Lesetipp: Das Bremer Institut für Bilderbuchforschung empfiehlt

Bilderbücher greifen seit einigen Jahren vermehrt Themen einer nachhaltigen Entwicklung auf, lassen dabei aber die besorgniserregende Tendenz erkennen, Kinder zu Weltretter:innen zu stilisieren und ihnen die Verantwortung für eine lebenswerte Zukunft zu übertragen. Statt mit packenden Geschichten werden die Rezipient:innen also mit moralischen Belehrungen konfrontiert, die in erster Linie Überdruss erzeugen – sowohl am Lesen als auch am Weltretten. Höchste Zeit für frischen Wind in der Bilderbuchlandschaft, höchste Zeit für eine Trendwende – höchste Zeit für Frau Leo! 

Das Cover mit Frau Leo und den anderen Tieren im Bus.

Frau Leo ist Leopardin und mit ihrem Leben rundum zufrieden: Sie hat einen Baum zum Schlafen und einen Bus, mit dem sie ihre zahlreichen Fahrgäste jeden Tag zu ihren „Tierterminen“ fährt. Diese Alltagsroutine wird allerdings gestört, als eines Tages ein Auto den Bus überholt. „Sensationell!“ finden das immer mehr Passagiere und folgen diesem Beispiel. Sowohl die Tierfiguren selbst als auch ihre Autos weisen dabei eine große Vielfalt an Erscheinungsformen auf, in denen sich zunächst die mit dem Individualverkehr verbundenen positiven Aspekte niederschlagen, die aber zunehmend durch den kollektiven Stillstand überlagert werden. Für Frau Leo folgt daraus, dass sie allein im Bus in völlig überfüllten Straßen feststeckt und ihr Baum den Demonstrationen für breitere Verkehrswege zum Opfer fällt. „Weg mit dem Schnickschnack!“ steht auf einem Protestplakat, was Frau Leo betroffen zurücklässt: „Dann waren also Frau Leos Baum, Frau Leos Bus und Frau Leo selbst Schnickschnack.“ 

Doch statt zu verzagen, arrangiert sie sich mit den Umständen, pflanzt einen von ihrem Baum geretteten Zweig ein, schläft in ihrem Bus und wartet geduldig ab, während die anderen Tiere wartend und hustend im Stau stehen. 

Als schließlich das erste Blättchen zu sprießen beginnt, hat auch Frau Leo eine Idee, deren Umsetzung und Wirkung nur bildlich erzählt wird: Sie überholt mit einem Fahrrad die stinkenden Autokolonnen – sensationell, oder? Kein Wunder, dass sich die anderen Tiere anschließen, neue Bäume pflanzen und gelegentlich sogar wieder Bus fahren, in dem sie „alle zusammen einen Ort zum Reden haben“. 
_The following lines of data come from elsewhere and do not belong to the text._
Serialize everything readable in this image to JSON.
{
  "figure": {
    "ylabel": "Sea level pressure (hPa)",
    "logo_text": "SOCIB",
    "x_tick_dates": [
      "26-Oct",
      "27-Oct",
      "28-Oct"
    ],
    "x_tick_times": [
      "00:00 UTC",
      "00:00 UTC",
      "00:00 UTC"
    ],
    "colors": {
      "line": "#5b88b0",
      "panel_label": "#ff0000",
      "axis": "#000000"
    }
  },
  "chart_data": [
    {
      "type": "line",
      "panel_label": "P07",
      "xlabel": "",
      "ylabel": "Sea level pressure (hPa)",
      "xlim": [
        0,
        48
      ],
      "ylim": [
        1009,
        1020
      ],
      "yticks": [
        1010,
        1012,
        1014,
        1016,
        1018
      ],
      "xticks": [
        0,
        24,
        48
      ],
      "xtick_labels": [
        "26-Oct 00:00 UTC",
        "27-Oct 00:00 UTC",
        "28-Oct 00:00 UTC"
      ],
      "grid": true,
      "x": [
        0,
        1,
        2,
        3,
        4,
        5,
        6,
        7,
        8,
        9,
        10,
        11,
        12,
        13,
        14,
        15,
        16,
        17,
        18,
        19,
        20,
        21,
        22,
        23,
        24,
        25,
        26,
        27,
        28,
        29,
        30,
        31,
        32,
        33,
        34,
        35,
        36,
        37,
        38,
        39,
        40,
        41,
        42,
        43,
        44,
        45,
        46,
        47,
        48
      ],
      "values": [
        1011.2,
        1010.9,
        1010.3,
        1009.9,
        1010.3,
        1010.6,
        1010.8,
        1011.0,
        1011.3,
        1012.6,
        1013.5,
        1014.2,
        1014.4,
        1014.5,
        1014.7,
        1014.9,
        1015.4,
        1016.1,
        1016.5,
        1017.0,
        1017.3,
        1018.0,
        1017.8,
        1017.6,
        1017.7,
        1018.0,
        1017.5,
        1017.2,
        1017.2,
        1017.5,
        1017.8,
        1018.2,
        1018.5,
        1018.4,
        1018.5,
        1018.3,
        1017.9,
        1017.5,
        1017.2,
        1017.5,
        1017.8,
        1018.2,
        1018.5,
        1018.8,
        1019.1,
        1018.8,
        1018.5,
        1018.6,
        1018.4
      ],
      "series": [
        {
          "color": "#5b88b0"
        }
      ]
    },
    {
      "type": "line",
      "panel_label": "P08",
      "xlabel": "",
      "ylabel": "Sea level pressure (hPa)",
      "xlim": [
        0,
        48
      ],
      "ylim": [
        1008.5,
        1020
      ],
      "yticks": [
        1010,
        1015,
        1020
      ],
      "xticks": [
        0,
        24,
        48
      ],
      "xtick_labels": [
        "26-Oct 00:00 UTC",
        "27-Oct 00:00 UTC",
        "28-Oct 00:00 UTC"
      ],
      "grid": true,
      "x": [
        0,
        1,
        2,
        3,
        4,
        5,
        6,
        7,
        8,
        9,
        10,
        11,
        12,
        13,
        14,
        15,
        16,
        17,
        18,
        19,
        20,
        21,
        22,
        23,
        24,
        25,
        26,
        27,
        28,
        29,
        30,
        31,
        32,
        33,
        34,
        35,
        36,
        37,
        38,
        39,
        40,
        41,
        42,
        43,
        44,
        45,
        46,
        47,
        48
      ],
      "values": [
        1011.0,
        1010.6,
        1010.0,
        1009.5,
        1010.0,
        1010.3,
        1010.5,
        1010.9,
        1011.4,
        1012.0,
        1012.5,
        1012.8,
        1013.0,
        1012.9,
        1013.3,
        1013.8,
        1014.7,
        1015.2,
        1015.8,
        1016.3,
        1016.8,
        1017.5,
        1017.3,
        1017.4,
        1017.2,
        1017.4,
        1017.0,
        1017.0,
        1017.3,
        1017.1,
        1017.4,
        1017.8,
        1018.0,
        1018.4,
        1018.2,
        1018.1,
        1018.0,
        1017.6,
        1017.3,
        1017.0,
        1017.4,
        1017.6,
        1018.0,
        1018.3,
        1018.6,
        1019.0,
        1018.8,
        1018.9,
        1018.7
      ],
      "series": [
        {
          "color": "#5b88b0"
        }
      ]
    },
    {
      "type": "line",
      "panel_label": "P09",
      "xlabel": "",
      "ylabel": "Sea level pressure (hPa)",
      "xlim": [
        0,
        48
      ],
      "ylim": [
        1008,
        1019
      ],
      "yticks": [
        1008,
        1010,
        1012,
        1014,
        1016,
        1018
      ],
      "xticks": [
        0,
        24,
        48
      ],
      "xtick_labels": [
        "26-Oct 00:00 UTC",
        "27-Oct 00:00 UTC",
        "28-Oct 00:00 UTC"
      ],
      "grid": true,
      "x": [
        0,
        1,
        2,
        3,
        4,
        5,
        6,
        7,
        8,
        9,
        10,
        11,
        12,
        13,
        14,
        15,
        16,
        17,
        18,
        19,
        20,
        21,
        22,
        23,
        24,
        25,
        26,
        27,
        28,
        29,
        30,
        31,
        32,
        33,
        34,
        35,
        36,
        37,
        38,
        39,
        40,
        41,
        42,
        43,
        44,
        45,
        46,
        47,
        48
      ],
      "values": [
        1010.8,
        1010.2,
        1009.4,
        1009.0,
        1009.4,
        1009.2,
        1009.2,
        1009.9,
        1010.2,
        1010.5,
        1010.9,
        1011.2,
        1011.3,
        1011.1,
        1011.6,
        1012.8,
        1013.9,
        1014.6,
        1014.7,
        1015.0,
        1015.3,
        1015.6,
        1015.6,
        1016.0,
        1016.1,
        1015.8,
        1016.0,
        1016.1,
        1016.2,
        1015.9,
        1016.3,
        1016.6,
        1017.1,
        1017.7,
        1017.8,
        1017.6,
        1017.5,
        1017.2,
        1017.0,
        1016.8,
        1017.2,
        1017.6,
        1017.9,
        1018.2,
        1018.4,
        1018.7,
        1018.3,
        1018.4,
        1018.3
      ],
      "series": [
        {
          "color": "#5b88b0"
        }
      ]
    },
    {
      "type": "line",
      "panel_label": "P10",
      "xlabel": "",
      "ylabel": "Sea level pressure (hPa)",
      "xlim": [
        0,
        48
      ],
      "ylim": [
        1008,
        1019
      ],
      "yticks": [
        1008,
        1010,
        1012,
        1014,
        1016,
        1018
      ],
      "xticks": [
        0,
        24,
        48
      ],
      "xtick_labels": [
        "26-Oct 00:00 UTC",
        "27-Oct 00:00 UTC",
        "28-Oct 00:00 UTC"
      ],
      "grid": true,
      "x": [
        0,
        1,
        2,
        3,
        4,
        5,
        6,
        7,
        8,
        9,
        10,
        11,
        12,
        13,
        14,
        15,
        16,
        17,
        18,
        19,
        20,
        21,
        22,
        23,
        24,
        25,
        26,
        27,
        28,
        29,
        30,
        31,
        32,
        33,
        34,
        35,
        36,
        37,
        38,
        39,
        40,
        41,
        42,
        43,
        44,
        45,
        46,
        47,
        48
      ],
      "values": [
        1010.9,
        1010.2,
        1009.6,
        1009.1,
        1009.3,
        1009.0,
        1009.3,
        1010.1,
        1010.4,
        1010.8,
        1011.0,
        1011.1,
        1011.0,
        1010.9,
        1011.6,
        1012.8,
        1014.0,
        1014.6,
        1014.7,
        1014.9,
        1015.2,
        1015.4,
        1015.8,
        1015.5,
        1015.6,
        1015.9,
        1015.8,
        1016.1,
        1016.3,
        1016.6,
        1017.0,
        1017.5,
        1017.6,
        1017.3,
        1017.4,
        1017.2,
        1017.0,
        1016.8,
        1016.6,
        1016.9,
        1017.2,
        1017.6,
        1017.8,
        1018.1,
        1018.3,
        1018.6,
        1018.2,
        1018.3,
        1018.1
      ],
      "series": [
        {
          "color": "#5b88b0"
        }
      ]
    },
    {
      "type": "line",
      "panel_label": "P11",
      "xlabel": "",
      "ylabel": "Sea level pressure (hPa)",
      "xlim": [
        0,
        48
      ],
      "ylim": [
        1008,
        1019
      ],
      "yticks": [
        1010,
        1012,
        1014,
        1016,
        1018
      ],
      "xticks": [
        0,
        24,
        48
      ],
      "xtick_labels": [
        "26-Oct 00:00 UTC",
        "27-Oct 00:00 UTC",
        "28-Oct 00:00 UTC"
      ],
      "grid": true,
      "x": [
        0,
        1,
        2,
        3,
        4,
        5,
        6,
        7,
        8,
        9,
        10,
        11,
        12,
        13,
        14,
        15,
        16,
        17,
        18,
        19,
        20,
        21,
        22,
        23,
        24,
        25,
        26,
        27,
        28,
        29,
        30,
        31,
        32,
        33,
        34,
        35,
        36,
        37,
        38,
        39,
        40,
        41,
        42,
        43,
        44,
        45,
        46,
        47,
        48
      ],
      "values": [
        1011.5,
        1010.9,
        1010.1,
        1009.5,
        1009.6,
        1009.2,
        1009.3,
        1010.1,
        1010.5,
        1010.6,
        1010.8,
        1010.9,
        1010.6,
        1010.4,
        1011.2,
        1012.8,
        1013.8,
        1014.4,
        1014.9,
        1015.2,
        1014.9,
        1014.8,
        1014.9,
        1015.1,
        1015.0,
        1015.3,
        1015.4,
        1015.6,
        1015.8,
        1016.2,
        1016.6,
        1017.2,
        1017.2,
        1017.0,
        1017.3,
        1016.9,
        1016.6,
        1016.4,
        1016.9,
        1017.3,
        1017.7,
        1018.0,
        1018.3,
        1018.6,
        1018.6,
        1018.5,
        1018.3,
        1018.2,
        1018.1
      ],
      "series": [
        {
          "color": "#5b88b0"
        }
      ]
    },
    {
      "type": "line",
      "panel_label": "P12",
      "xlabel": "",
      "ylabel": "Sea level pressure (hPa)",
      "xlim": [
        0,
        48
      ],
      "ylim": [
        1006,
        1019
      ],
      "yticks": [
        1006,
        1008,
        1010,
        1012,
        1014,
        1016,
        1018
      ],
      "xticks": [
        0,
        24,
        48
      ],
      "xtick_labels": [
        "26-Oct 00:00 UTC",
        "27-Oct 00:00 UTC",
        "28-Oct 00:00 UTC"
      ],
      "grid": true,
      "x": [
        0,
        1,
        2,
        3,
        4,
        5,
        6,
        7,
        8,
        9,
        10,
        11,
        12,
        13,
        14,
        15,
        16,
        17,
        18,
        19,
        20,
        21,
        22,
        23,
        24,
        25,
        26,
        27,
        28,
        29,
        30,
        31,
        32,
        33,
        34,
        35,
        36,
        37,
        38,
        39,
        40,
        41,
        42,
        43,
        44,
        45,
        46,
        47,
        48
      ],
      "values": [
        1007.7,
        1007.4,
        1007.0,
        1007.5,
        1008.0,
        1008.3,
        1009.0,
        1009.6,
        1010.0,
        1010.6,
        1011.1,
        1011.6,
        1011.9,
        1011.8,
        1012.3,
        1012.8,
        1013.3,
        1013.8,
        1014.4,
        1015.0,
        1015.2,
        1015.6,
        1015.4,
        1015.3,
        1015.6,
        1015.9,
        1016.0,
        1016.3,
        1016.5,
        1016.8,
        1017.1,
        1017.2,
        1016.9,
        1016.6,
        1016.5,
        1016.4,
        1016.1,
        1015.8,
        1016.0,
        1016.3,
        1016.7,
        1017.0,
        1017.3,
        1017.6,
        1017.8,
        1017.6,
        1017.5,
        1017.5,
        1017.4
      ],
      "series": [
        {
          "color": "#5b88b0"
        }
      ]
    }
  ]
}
Das Buch überzeugt durch eine humorvolle Darstellung der durch Kurzsichtigkeit selbst verschuldeten Probleme und das einfache Credo, auch gegen gesellschaftliche Trends eigenen Visionen zu folgen, um neue Trends zu setzen. 

Elisabeth Hollerweger

FRAU LEO LEGT LOS | Natalia Shaloshvili | BILDERBUCH Knesebeck Verlag | München 2023 | €16,00 | 48 S.


Das Bremer Institut für Bilderbuchforschung

wird von Dr. Elisabeth Hollerweger geleitet und verfolgt das Ziel, die vielschichtigen Potentiale von Bilderbüchern für unterschiedliche Kontexte zu erschließen und sichtbar zu machen. Als universitäre Einrichtung bewegt sich die Arbeit zwischen Forschung, Lehre und Transfer.